We are three wins away from our second undefeated season in the last three seasons.
I think it is clear that VSU is picking up steam, and the program is not planning on slowing down any time soon.
Making the jump to the FCS would make sense athletically, and I think it would attract more students to VSU since football is such an important sport in the south.
We have the fanbase to make the move. Thousands of people love the Blazers, and moving up to a play tougher teams would only increase the pride that Blazer fans have for their team, while it would also attract new fans.
VSU wouldn’t have to adapt much in the way of scheduling and travelling to away games as we would simply move into a conference that consists of teams in our southeastern region of the country.
There are some problems, though.
According to VSU athletic director Herb Reinhard in an interview with the Valdosta Daily Times, the FCS conference that we would likely move into—the Southern Conference, which includes Mercer, Chattanooga, Furman and Wofford—is not interested in working with Division II schools.
That was true as of 2013, but we’ve won so many games since then that one would think that a change would be on its way by now.

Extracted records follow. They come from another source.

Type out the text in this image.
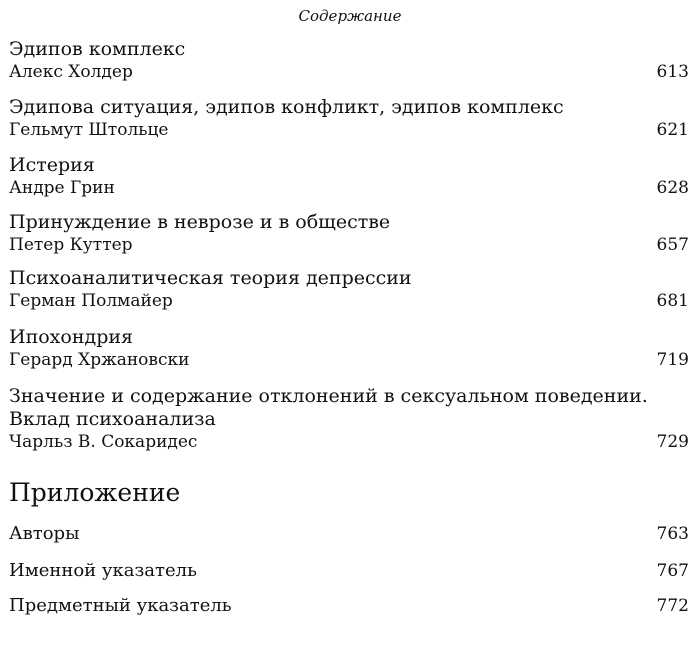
Содержание
Эдипов комплекс
Алекс Холдер	613
Эдипова ситуация, эдипов конфликт, эдипов комплекс
Гельмут Штольце	621
Истерия
Андре Грин	628
Принуждение в неврозе и в обществе
Петер Куттер	657
Психоаналитическая теория депрессии
Герман Полмайер	681
Ипохондрия
Герард Хржановски	719
Значение и содержание отклонений в сексуальном поведении.
Вклад психоанализа
Чарльз В. Сокаридес	729
Приложение
Авторы	763
Именной указатель	767
Предметный указатель	772
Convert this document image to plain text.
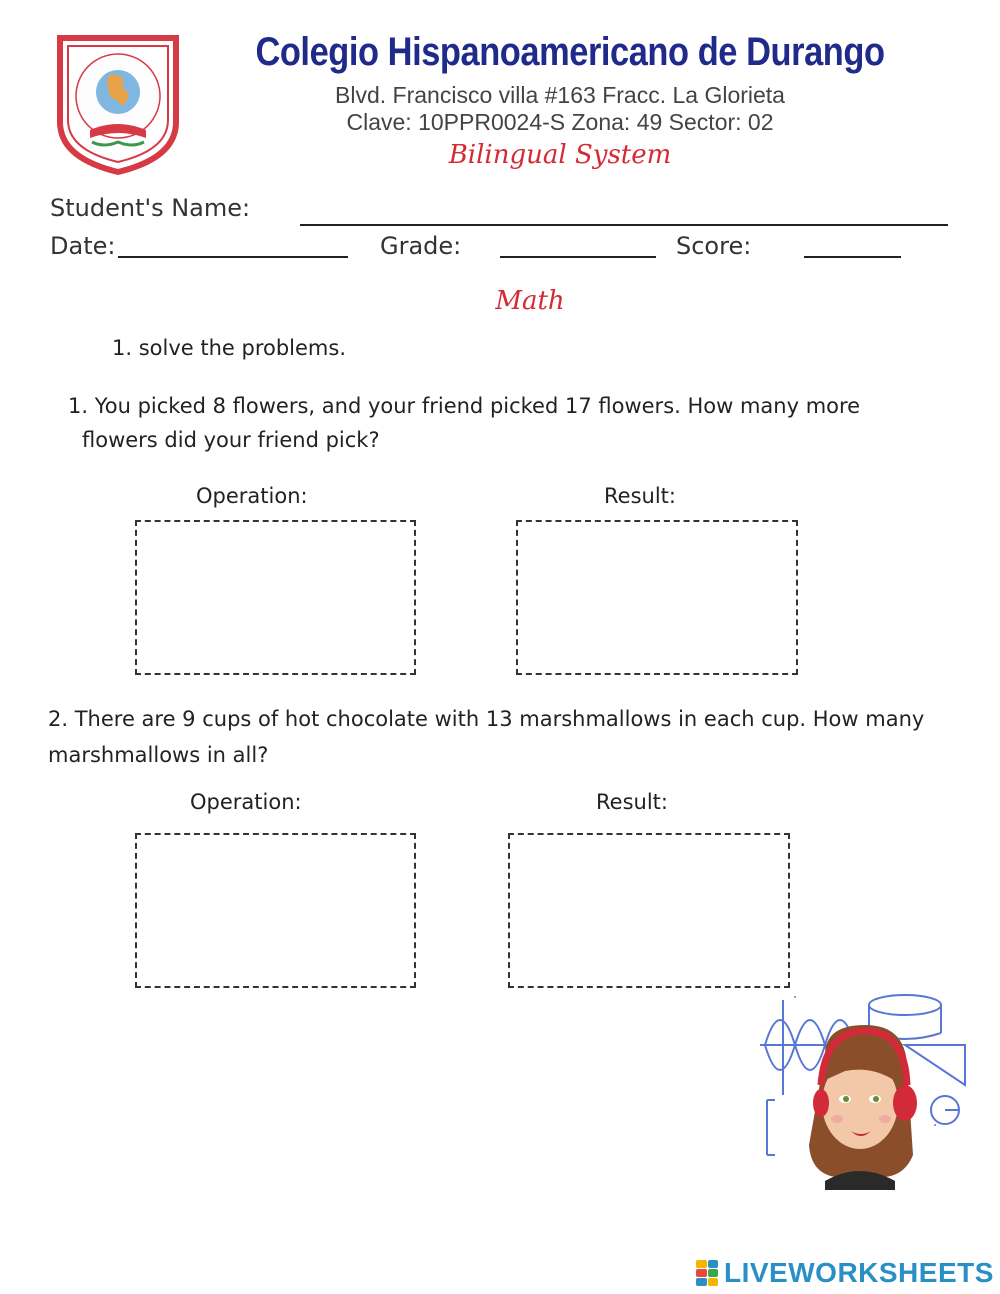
Colegio Hispanoamericano de Durango
Blvd. Francisco villa #163 Fracc. La Glorieta
Clave: 10PPR0024-S Zona: 49 Sector: 02
Bilingual System
Student's Name:
Date:	Grade:	Score:
Math
1. solve the problems.
1. You picked 8 flowers, and your friend picked 17 flowers. How many more
flowers did your friend pick?
Operation:	Result:
2. There are 9 cups of hot chocolate with 13 marshmallows in each cup. How many
marshmallows in all?
Operation:	Result:
LIVEWORKSHEETS
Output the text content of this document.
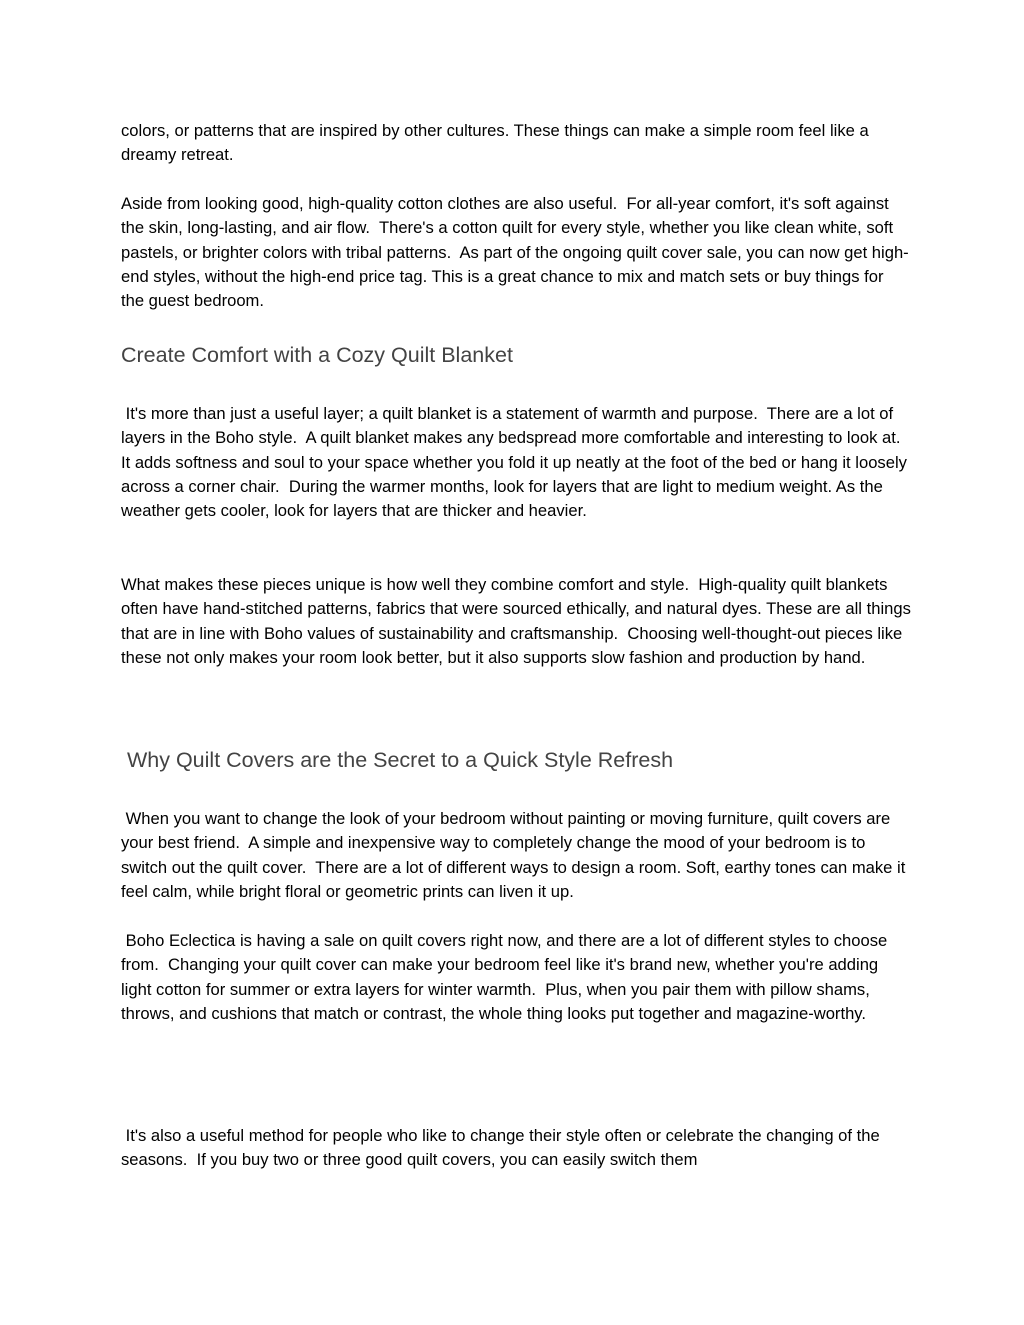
colors, or patterns that are inspired by other cultures. These things can make a simple room feel like a dreamy retreat.

Aside from looking good, high-quality cotton clothes are also useful.  For all-year comfort, it's soft against the skin, long-lasting, and air flow.  There's a cotton quilt for every style, whether you like clean white, soft pastels, or brighter colors with tribal patterns.  As part of the ongoing quilt cover sale, you can now get high-end styles, without the high-end price tag. This is a great chance to mix and match sets or buy things for the guest bedroom.

Create Comfort with a Cozy Quilt Blanket

It's more than just a useful layer; a quilt blanket is a statement of warmth and purpose.  There are a lot of layers in the Boho style.  A quilt blanket makes any bedspread more comfortable and interesting to look at.  It adds softness and soul to your space whether you fold it up neatly at the foot of the bed or hang it loosely across a corner chair.  During the warmer months, look for layers that are light to medium weight. As the weather gets cooler, look for layers that are thicker and heavier.

What makes these pieces unique is how well they combine comfort and style.  High-quality quilt blankets often have hand-stitched patterns, fabrics that were sourced ethically, and natural dyes. These are all things that are in line with Boho values of sustainability and craftsmanship.  Choosing well-thought-out pieces like these not only makes your room look better, but it also supports slow fashion and production by hand.

Why Quilt Covers are the Secret to a Quick Style Refresh

When you want to change the look of your bedroom without painting or moving furniture, quilt covers are your best friend.  A simple and inexpensive way to completely change the mood of your bedroom is to switch out the quilt cover.  There are a lot of different ways to design a room. Soft, earthy tones can make it feel calm, while bright floral or geometric prints can liven it up.

Boho Eclectica is having a sale on quilt covers right now, and there are a lot of different styles to choose from.  Changing your quilt cover can make your bedroom feel like it's brand new, whether you're adding light cotton for summer or extra layers for winter warmth.  Plus, when you pair them with pillow shams, throws, and cushions that match or contrast, the whole thing looks put together and magazine-worthy.

It's also a useful method for people who like to change their style often or celebrate the changing of the seasons.  If you buy two or three good quilt covers, you can easily switch them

However, to compete in Division I sports, a university must have 16 sports programs that can represent it.
VSU only has 12.
There is also a money problem according to Reinhard, which you can’t argue with.
He explains how only a few Division I schools actually make money through football. VSU simply doesn’t have the means to make the jump right now.
Unless that changes, then watching VSU play against bigger schools like Wofford and Western Carolina is only a pipe dream.
All the team can do is stay consistent with its winning ways and see what options become available as the years go by.
A few more national championships wouldn’t hurt anything either, boys.